In northwestern New Mexico, the Navajo Tribal Utility Authority laid 550 miles of fiber and built or upgraded 59 microwave towers in across the reservation, while Western New Mexico Telephone Co. brought broadband to critical community facilities in southwestern New Mexico. In central New Mexico, ENMR-Plateau Telecommunications in Clovis built 74 miles of fiber-optic line in the Estancia Valley.
And the state Department of Information Technology used its grant to create an online map of broadband and launch studies.
The U. S. Department of Agriculture continues to fund rural broadband, most recently lending $5.3 million to Mescalero Apache Telecom to build a broadband system. And the Federal Communications Commission awarded $15.4 million to three healthcare organizations to build a rural telehealth broadband network.
Altogether, it's a big step forward, but we can't rest on our shovels. Rural providers still have gaps in their service areas.
New Mexico still lags most of the nation, and rural New Mexico lags urban New Mexico.
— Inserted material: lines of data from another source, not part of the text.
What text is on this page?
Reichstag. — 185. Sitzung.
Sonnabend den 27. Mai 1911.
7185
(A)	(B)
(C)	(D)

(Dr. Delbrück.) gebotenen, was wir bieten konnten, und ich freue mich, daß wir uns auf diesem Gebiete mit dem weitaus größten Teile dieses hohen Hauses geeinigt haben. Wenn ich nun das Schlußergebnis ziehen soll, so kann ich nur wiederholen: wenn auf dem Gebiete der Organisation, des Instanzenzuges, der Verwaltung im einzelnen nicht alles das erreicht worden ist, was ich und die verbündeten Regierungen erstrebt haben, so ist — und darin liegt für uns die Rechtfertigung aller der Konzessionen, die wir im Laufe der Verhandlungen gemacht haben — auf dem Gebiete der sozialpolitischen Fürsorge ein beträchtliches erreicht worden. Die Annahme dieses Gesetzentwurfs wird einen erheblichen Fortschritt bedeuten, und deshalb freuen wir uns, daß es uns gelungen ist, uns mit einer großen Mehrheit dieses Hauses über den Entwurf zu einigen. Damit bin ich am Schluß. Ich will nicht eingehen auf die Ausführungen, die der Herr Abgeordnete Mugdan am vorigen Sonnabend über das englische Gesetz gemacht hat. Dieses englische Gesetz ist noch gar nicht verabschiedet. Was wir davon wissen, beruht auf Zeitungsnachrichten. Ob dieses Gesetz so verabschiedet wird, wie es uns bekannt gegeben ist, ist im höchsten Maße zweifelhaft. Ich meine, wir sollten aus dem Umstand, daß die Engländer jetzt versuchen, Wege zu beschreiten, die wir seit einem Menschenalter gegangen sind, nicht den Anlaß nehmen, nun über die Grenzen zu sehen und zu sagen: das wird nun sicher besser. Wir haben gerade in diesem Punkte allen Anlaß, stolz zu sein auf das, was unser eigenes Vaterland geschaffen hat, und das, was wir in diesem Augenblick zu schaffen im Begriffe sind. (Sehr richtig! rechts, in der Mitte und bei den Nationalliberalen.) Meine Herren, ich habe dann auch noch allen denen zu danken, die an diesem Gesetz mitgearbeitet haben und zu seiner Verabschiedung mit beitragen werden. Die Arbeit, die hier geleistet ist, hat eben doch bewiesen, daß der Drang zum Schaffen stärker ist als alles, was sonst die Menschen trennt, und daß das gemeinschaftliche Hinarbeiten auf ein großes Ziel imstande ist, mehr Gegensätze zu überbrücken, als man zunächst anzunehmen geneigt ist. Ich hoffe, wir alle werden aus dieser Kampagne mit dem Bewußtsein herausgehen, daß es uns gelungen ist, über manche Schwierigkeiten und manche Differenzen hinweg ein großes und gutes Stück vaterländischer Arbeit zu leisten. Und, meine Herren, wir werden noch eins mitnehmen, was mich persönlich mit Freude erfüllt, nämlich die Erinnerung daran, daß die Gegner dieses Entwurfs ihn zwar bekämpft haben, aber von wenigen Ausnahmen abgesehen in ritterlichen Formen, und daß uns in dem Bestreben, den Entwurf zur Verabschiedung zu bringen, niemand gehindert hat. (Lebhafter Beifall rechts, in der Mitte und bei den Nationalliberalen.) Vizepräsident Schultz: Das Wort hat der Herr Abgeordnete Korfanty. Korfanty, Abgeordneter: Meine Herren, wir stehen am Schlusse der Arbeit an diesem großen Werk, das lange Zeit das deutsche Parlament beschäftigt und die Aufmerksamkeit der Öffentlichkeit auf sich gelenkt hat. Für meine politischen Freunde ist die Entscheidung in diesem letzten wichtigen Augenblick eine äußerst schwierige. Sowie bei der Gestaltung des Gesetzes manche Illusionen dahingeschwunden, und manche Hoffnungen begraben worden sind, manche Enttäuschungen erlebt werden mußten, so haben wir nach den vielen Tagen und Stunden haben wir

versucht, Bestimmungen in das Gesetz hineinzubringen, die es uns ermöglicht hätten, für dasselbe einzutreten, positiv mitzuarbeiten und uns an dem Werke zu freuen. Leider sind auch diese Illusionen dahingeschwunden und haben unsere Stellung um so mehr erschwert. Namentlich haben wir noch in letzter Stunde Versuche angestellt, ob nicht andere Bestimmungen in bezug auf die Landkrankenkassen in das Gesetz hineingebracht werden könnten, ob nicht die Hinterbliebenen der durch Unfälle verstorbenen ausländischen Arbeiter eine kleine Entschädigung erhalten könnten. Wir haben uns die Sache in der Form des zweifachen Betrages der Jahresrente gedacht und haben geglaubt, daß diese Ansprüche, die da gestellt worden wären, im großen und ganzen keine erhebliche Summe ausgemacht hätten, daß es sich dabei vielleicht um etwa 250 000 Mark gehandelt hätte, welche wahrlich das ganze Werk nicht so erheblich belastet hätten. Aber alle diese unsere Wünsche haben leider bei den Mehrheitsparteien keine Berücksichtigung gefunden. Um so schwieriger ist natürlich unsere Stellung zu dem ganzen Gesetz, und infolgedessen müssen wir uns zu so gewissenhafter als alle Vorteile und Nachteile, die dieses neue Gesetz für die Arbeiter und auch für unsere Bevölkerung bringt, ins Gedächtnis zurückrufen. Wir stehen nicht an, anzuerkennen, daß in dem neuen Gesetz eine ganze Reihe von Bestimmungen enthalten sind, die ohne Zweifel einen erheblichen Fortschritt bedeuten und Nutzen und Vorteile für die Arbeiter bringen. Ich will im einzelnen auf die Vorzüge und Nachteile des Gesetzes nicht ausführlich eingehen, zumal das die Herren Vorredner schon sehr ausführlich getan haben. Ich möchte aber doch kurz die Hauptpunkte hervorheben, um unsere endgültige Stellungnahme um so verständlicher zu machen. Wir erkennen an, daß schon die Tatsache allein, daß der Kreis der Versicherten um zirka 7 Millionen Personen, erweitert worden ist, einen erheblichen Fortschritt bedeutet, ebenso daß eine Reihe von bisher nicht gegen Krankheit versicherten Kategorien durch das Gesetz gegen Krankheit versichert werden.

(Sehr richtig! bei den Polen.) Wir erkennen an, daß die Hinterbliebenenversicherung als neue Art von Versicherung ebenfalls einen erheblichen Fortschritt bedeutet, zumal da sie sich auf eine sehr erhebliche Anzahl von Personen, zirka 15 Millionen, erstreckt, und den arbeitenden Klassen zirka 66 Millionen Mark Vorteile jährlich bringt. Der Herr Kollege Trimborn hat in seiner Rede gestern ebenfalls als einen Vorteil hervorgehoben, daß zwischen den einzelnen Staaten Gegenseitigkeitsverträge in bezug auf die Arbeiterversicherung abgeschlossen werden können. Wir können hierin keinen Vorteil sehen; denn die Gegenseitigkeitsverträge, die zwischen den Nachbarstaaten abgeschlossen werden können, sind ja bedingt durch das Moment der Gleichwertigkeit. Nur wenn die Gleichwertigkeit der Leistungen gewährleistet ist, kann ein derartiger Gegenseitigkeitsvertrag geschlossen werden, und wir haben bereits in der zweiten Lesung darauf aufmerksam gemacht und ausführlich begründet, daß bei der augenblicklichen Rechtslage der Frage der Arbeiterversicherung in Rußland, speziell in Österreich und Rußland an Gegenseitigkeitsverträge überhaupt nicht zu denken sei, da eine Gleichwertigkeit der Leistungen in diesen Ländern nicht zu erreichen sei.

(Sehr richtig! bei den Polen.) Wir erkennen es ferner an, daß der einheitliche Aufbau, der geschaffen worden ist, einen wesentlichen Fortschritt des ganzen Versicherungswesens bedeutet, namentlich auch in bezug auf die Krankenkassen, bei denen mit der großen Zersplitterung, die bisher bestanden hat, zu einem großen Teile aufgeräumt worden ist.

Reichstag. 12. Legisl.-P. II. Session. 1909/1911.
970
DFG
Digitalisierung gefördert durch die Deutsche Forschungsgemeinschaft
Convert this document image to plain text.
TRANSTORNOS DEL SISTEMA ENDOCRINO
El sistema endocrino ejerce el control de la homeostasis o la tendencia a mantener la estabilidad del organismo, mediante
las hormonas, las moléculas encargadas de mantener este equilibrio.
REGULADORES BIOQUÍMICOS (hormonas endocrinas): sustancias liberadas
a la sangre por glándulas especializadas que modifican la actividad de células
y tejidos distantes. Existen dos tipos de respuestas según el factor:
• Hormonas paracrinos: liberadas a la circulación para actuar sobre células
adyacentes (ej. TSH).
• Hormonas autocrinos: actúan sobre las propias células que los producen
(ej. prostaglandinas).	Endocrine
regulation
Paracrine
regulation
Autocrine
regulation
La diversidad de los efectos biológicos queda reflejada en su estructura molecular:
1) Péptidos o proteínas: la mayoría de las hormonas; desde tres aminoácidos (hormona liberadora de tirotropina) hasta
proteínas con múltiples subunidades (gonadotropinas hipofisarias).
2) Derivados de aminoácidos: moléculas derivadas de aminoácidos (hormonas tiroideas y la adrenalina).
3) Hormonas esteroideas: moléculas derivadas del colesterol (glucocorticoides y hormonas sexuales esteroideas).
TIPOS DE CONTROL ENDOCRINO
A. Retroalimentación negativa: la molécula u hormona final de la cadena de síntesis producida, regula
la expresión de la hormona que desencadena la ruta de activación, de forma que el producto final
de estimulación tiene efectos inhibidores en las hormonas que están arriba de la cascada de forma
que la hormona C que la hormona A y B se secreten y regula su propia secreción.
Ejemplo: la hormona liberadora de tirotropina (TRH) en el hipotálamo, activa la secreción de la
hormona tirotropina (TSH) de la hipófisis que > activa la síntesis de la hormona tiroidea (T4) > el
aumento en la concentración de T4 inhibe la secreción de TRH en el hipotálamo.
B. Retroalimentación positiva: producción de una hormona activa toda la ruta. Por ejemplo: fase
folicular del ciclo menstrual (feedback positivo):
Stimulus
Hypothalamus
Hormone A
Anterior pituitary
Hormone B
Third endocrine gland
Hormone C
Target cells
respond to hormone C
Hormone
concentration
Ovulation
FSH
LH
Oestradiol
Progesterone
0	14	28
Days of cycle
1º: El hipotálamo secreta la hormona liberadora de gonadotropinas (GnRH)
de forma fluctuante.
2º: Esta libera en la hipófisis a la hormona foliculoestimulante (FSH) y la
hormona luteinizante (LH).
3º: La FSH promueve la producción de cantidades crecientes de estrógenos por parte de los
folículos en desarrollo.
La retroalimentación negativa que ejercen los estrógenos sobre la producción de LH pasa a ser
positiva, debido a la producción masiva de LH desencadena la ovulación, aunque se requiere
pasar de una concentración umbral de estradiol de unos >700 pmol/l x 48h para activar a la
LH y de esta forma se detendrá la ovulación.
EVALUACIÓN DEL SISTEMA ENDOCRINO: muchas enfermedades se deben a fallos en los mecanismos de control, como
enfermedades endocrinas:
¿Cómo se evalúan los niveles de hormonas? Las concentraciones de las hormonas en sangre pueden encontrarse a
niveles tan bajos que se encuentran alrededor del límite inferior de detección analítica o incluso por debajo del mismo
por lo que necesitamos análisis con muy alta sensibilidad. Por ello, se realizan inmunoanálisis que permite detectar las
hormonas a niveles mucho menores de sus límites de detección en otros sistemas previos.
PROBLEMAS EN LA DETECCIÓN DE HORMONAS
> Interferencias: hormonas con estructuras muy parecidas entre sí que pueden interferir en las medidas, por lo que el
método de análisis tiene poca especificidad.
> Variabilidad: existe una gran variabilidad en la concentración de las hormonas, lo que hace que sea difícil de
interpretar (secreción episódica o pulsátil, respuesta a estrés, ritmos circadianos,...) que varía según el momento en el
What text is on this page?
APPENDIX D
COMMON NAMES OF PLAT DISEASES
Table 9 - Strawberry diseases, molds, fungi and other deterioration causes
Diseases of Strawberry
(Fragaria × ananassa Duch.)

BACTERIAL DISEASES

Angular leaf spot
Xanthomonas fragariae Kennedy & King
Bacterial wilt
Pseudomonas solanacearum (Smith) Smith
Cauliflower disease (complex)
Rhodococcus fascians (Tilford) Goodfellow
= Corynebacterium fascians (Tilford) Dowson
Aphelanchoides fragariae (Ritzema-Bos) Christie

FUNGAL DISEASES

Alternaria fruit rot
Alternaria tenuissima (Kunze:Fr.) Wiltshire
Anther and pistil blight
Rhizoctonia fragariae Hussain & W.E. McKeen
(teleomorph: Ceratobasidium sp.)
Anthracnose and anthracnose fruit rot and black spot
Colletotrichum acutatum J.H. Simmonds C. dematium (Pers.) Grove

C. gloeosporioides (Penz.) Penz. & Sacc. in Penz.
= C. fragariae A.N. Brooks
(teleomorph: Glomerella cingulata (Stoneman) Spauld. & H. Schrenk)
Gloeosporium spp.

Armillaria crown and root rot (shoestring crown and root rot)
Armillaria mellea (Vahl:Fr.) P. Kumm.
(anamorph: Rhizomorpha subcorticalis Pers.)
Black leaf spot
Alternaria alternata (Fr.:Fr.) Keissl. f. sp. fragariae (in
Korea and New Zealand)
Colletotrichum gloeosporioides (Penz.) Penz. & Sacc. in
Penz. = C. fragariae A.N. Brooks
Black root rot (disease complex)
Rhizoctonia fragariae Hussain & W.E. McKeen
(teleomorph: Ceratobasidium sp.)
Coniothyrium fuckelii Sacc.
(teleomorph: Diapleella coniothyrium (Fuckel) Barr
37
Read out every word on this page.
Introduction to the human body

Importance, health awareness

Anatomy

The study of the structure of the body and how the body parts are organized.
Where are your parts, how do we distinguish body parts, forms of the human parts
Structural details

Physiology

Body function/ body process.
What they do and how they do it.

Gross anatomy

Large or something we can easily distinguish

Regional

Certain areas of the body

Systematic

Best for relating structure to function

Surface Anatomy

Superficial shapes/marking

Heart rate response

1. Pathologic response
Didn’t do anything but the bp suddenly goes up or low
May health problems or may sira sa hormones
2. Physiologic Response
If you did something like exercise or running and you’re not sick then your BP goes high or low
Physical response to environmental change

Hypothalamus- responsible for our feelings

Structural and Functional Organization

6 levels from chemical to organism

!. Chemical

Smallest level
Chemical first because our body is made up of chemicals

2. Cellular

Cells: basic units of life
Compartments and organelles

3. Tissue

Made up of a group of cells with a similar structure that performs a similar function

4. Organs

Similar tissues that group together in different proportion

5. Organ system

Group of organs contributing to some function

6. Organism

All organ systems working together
Last year, the website broadbandnow.com ranked New Mexico the 37th most connected state and said that access to a high-speed connection (at least 10 megabits per second) has improved from 72.8 percent to 83.5 percent of New Mexicans.
That still leaves many thousands without access or with access to just one provider, so they don't have the option to switch. And speed is iffy because sometimes it's not what the providers say it is.
Since rural electrification in the 1930s, the federal government has stepped in to help citizens in sparsely settled places gain services their city cousins took for granted. The stimulus money followed that course, and the USDA and FCC are still awarding grants, but the state needs to step up.
Last year the interim Legislative Jobs Council produced a bill to provide $300,000 every year for broadband implementation. It died, but broadband is still on a lot of wish lists.
Look for a bigger, better broadband bill in the next legislative session.